島村英紀『夕刊フジ』 2023年10月6日(金曜)。4面。コラムその512「警戒せよ! 生死を分ける地震の基礎知識」 

地下水のくみ上げで狂った地球の自転

 2004年に起きたスマトラ沖震(M9.4)のときは、北極と南極にある地球の回転軸が約15センチずれた。

 話は変わる。北米大陸の中西部アイダホ州、ネバダ州などを飛行機で飛ぶと丸い畑が目につく。これは地下水をくみ上げて地表の作物に水を撒くための仕掛けで、タイヤのついた半径400メートルもの長いパイプを回転させて水をやる道具だ。ここは米国有数の穀倉地帯で、小麦をはじめ大豆やトウモロコシなどを生産する。
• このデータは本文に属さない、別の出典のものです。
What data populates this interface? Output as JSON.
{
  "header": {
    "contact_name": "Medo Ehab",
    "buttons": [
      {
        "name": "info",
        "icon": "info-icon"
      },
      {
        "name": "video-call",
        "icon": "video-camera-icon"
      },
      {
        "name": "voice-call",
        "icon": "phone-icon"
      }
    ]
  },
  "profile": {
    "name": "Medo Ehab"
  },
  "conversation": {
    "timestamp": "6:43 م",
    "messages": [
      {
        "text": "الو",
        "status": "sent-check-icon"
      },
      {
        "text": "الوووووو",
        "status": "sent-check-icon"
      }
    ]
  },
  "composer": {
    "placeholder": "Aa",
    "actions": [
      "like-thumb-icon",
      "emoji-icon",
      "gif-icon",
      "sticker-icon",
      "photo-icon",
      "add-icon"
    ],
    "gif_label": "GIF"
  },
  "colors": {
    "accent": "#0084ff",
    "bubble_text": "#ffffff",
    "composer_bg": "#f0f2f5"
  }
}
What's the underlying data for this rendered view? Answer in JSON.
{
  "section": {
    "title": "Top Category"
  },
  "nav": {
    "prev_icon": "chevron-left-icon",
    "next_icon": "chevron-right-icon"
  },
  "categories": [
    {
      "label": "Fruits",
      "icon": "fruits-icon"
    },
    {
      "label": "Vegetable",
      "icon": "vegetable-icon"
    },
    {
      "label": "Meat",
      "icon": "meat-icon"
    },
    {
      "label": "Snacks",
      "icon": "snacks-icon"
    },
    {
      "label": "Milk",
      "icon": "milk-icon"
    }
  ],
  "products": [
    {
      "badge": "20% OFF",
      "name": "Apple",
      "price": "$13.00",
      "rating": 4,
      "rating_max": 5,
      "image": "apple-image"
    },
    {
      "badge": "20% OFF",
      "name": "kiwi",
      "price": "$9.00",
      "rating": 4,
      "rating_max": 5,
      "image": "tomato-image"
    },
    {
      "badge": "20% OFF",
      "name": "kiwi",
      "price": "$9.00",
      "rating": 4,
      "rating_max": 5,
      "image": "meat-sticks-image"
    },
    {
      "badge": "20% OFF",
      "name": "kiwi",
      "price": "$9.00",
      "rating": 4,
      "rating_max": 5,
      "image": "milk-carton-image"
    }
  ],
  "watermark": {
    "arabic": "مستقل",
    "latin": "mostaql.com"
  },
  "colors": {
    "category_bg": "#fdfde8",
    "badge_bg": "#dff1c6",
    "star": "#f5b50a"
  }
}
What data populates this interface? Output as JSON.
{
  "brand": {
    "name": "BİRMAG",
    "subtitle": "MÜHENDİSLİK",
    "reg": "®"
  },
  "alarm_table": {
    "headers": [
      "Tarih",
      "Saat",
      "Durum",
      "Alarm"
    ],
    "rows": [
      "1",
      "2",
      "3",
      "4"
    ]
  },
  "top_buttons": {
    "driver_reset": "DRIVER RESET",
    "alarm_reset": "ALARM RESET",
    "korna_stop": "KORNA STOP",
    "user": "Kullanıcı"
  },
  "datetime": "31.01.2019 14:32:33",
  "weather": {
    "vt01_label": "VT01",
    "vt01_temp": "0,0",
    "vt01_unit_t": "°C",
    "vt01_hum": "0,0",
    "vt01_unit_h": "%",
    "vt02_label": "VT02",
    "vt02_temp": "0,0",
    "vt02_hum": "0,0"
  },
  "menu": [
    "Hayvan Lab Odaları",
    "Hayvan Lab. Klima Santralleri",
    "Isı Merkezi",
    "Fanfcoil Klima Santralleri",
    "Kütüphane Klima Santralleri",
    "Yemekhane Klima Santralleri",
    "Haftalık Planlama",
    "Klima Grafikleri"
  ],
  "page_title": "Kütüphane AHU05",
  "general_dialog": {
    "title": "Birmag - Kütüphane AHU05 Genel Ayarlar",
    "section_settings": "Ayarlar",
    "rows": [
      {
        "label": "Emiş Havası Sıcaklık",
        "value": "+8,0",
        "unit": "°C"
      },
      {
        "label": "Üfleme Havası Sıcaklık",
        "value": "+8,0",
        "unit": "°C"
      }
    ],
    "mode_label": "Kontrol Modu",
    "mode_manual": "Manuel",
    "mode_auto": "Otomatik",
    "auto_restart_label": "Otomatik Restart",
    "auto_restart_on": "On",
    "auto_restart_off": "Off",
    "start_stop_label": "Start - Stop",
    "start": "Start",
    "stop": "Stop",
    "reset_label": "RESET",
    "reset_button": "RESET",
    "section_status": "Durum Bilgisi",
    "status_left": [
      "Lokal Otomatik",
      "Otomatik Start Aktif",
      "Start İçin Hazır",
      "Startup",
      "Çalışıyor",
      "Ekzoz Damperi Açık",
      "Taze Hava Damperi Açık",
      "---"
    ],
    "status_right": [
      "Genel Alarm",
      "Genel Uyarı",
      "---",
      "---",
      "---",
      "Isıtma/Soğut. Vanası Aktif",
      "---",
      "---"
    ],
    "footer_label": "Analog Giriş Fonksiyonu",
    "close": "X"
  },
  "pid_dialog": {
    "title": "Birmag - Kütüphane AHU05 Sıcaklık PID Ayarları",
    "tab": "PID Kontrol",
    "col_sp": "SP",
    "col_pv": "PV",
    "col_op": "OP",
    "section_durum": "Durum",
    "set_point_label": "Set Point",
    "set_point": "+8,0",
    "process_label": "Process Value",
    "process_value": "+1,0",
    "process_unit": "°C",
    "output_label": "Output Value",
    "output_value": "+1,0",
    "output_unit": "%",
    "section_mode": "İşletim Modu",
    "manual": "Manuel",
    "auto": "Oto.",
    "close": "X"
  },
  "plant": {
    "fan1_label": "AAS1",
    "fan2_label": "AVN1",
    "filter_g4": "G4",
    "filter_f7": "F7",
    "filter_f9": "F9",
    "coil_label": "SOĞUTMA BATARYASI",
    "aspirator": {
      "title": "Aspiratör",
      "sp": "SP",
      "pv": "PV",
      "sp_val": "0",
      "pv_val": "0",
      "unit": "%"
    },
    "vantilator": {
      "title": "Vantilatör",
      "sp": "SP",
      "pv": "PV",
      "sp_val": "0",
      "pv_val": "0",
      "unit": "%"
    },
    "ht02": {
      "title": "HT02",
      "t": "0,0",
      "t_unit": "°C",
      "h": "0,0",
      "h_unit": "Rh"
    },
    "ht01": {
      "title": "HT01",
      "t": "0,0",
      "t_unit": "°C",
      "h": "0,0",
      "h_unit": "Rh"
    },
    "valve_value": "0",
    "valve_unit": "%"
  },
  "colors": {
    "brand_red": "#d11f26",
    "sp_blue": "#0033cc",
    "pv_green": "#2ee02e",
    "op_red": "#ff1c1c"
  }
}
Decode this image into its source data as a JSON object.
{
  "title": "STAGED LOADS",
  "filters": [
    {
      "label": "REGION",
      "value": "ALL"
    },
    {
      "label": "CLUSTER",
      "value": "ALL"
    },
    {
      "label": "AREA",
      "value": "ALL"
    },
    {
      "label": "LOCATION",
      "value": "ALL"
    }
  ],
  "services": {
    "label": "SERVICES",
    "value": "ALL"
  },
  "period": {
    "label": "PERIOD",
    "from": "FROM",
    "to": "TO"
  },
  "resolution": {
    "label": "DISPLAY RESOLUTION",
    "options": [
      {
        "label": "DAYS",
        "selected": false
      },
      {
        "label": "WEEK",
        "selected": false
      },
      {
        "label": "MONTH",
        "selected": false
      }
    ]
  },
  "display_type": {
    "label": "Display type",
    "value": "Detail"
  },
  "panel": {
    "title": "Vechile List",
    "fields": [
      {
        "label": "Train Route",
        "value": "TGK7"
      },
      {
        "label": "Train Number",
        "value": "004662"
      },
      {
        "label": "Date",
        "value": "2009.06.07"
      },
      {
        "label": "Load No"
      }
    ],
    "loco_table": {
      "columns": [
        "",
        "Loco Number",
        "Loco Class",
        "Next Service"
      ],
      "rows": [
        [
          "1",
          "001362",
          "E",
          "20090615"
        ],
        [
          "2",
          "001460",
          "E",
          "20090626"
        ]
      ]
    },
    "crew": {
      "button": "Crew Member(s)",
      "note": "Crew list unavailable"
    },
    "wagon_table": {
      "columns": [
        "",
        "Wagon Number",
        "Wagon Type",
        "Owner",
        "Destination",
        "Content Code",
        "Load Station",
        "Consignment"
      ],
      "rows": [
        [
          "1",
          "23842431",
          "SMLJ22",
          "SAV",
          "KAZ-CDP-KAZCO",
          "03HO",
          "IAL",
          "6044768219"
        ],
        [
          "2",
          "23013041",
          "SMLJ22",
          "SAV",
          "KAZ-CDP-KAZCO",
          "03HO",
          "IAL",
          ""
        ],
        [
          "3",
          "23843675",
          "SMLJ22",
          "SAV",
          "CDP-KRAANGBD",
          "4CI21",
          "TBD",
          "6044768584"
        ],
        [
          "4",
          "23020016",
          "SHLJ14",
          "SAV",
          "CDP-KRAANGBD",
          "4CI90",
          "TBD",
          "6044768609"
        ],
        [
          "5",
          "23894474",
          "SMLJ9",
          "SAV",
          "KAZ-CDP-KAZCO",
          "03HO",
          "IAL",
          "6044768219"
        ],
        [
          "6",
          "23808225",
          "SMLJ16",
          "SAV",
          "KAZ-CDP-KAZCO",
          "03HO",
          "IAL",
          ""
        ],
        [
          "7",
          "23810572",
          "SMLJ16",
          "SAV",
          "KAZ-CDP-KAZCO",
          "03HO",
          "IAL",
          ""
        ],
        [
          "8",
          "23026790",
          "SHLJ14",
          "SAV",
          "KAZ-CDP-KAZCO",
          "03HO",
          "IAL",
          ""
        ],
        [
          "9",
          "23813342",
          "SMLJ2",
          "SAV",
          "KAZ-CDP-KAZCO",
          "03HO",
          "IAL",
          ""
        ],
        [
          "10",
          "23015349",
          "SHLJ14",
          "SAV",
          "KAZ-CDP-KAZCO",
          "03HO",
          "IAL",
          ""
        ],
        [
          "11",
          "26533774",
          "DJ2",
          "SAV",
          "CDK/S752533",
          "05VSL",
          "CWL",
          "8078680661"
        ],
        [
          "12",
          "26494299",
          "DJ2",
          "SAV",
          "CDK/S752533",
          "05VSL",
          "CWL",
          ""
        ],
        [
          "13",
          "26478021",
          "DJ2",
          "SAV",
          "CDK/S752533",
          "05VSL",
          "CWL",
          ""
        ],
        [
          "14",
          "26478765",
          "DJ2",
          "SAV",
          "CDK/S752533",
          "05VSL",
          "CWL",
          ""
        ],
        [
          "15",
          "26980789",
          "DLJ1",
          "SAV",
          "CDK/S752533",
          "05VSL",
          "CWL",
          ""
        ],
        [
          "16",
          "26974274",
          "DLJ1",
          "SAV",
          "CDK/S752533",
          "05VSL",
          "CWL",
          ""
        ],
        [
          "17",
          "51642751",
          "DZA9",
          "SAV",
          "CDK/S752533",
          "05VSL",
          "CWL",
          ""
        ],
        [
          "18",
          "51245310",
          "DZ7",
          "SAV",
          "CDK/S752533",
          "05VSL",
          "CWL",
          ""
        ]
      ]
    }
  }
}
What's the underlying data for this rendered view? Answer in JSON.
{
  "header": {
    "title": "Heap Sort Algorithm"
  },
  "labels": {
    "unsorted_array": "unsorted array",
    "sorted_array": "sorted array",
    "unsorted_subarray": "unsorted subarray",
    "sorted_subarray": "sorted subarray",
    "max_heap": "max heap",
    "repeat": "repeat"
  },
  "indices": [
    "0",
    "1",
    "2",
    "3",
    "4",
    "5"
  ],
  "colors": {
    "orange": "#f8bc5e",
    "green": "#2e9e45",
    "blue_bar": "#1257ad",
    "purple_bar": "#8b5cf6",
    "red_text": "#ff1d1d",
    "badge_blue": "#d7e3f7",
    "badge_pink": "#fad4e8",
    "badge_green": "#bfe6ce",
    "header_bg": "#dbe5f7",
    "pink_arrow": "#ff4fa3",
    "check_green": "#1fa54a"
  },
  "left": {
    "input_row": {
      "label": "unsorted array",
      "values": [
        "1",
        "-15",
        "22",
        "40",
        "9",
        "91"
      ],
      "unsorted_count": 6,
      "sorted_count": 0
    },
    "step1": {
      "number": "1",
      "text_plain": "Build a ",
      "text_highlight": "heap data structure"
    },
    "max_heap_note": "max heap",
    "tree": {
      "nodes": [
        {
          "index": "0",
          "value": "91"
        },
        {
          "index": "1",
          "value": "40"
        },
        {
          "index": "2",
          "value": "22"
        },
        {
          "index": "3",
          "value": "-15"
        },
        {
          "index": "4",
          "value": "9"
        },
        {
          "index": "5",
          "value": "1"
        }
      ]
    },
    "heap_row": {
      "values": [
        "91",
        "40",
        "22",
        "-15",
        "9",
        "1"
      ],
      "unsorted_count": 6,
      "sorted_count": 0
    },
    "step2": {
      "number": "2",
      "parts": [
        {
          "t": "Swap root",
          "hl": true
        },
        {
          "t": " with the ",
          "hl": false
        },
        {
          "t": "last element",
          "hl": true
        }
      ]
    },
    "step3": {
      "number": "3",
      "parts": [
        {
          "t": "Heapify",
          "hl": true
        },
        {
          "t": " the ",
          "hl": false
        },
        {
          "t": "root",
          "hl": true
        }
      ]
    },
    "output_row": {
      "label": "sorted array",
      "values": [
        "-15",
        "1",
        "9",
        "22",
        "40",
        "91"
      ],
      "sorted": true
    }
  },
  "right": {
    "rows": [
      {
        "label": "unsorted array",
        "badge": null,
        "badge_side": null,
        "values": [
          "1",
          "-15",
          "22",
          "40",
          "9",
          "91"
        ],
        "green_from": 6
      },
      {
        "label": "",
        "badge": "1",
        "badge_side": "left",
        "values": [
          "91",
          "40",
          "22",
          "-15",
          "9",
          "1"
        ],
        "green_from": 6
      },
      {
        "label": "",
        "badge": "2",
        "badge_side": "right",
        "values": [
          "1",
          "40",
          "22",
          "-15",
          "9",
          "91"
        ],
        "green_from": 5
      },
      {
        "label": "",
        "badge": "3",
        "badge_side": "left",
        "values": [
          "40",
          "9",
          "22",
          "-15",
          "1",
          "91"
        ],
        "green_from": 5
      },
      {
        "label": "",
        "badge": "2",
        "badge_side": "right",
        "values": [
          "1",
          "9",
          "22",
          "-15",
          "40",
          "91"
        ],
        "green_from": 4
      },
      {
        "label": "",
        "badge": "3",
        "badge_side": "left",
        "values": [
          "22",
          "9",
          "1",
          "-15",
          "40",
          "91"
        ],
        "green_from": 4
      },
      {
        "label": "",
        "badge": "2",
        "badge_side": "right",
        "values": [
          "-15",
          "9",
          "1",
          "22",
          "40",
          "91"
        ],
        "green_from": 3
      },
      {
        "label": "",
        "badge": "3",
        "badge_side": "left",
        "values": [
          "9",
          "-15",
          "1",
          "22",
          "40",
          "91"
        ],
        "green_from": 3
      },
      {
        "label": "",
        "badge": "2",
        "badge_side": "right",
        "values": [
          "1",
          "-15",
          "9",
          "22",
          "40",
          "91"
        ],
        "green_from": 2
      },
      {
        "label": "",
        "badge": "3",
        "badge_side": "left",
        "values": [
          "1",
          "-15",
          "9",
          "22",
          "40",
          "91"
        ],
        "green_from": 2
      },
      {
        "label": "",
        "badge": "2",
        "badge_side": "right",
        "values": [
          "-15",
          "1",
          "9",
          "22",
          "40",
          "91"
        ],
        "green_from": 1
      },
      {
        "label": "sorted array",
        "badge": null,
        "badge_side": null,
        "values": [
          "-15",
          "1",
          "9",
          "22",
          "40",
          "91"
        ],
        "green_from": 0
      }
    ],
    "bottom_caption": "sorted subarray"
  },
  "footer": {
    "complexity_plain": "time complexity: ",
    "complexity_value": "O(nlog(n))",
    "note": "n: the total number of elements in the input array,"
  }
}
 陽は照っているから、水だけをやれば作物は育つ。この地域はほぼ全域が降水量が少なく、河川や湖沼などの地表水が少ない。そのため、地下水が重要な水道水源、農業用水源となっている。

 20世紀初めまで農業が行われていなかった砂漠地帯でもこのような灌漑農業が行われるようになった。いまは米国有数の穀倉地帯である。
 米国でも、他のところには、雨が多くてこんなことをしなくても作物がとれるところはある。

 地下水を続けてくみ上げると地下の塩分が出てきてしまうので、耕作地を捨てて別の土地に移る。土地は米国中西部にはいくらでもある。

 地下水を使って灌漑農業をやっているところは米国だけではない。インドなどアジアや中央アジアや中東でも、盛んに行われている。

 農業はこれでもいいかもしれないが、供給源・米国中西部に広がるオガラカラ地下水は痩せ細る一方だ。オガララ地下水は世界最大級の地下水層で、総面積は日本の国土の約1.2倍、45万平方キロにもなり、同国中西部・南西部8州にまたがっている。

 地中から汲み上げている水のほとんどは、何千年も前のものだ。ある日に雨が降って1週間で地下水層に届くというわけではない。

 こうして、いわば未来の人類から資源を奪っているわけだ。

 だが、実際に全世界の地下水の利用量を確かめることは難しい。そこでソウル国立大学の研究チームが、地下水の地球の自転軸の傾きへの影響の大きさと方向を知ることに成功した。

 くみ上げられた地下水の量は1993年から2010年にかけて2150ギガトンだ。これは海の水位を6ミリ変化させるだけの量だ。

 このため地球の自転軸の傾きへの影響は年間4.3センチ。1993〜2010年では17年間で80センチ近くも地軸が東へ傾いた。地下水のくみ上げでこれほど地球の自転軸が傾いたわけだ。

 地下水がもっとも多くくみ上げられたのは米国中西部とインドだった。

 もちろん地質学的な期間で見れば、こうした人為的な要因が気候に影響する可能性は大きい。

 地球が宇宙に浮いている球だということを覚えているのは地球物理学者くらいのものだろうが、大地震だけはなく地下水のくみ上げでも地球の自転軸が影響されるのだ。